To highlight some of the benefits that come from exporting, we commissioned independent research among 1,500 UK businesses. The findings of that research, launched today, and reveal just how beneficial exporting can be:

  • Businesses that export grow by almost a third in just two years
  • Almost a third (29 per cent) of small and medium sized enterprises (SMEs) see a positive impact on their bottom line within just six months of expanding into international markets
  • Over half (54 per cent) said this growth exceeded their expectations
  • An average of 336,000 more people are being employed across the UK as a result of businesses exporting or selling to overseas customers

Given the positive impact on the bottom line of a business, it’s not surprising that 31 per cent of those who currently export are planning on branching into new markets in the next year and a further 24 per cent in the next two years.

And, with continuing uncertainty in the Eurozone, the research found that businesses are now looking for export opportunities further afield. As shown by the infographic, nine out of the top ten countries that businesses who’ve been exporting for three years or more are planning on branching out to, are now outside of Europe, with Hong Kong, India, China and Australia and Canada topping the list.

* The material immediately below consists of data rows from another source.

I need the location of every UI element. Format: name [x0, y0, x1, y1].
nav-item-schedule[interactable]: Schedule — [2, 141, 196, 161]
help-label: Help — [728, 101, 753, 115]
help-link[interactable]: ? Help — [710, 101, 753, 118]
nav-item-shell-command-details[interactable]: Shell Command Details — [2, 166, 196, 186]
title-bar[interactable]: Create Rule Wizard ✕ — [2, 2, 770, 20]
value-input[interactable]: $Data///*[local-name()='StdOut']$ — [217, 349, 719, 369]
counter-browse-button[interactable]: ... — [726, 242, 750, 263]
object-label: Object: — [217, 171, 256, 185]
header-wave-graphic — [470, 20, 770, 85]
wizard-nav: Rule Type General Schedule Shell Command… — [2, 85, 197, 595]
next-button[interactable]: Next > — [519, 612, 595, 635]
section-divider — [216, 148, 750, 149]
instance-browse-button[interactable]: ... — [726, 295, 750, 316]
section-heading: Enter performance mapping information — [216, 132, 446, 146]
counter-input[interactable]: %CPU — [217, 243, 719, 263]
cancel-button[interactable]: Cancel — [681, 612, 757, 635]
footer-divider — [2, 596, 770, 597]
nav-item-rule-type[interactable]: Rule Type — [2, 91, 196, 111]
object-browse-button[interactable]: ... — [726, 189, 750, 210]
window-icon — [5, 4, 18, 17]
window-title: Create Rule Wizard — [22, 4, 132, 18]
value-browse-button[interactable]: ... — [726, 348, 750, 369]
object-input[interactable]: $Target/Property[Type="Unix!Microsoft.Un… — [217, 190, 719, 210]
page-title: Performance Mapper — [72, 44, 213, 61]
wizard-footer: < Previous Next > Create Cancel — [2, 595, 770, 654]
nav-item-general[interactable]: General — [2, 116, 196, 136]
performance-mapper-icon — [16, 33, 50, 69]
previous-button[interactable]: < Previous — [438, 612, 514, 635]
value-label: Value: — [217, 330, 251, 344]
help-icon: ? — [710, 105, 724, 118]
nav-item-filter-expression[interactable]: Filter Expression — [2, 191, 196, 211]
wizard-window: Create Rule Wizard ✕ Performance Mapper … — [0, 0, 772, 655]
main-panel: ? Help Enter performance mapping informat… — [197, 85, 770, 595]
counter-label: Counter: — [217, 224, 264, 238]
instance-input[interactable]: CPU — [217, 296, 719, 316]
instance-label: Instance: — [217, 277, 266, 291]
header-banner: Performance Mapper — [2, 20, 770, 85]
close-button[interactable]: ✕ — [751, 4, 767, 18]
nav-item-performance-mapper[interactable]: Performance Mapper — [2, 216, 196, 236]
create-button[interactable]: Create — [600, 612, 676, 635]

What’s also interesting is that 87 per cent of businesses report other benefits to exporting, beyond business growth. These include having greater confidence in the longevity of the business (44 per cent), increased productivity (37 per cent), stronger innovation (28 per cent) and a longer lifespan for their products and services (27 per cent).

It’s true that this ‘expansion effect’ doesn’t happen without overcoming certain challenges. Exporting can be a risky activity. It may involve additional costs over merely selling to a domestic market. This can include owner-managers’ time to scope out a new market, finding additional resources (raising finance, finding staff etc.) to increase output capacity, developing appropriate marketing activities, overcoming language and cultural challenges as well as understanding and meeting different national regulatory standards.

However, despite these potential costs and associated risks, SMEs report that the benefits of exporting were better than anticipated: 15% of owner-managers said the experience was much better than expected and 39% better than expected.

And one final word of encouragement – to the smallest of small businesses, the 46% who in our research thought that they were too small to export: In fact, 43% of small businesses saw the positive impact of exporting within just six months, compared to only 16% of larger businesses (with a turnover of between £1 million and £5 million).

It’s clear from our research that exporting can have very positive results right across the business. Those SMEs that are already exporting are not standing still and are already considering expanding their sales footprint beyond their current markets. The challenge now is for those firms that are not exporting but have the potential to do so to take the first steps on their journey into overseas markets.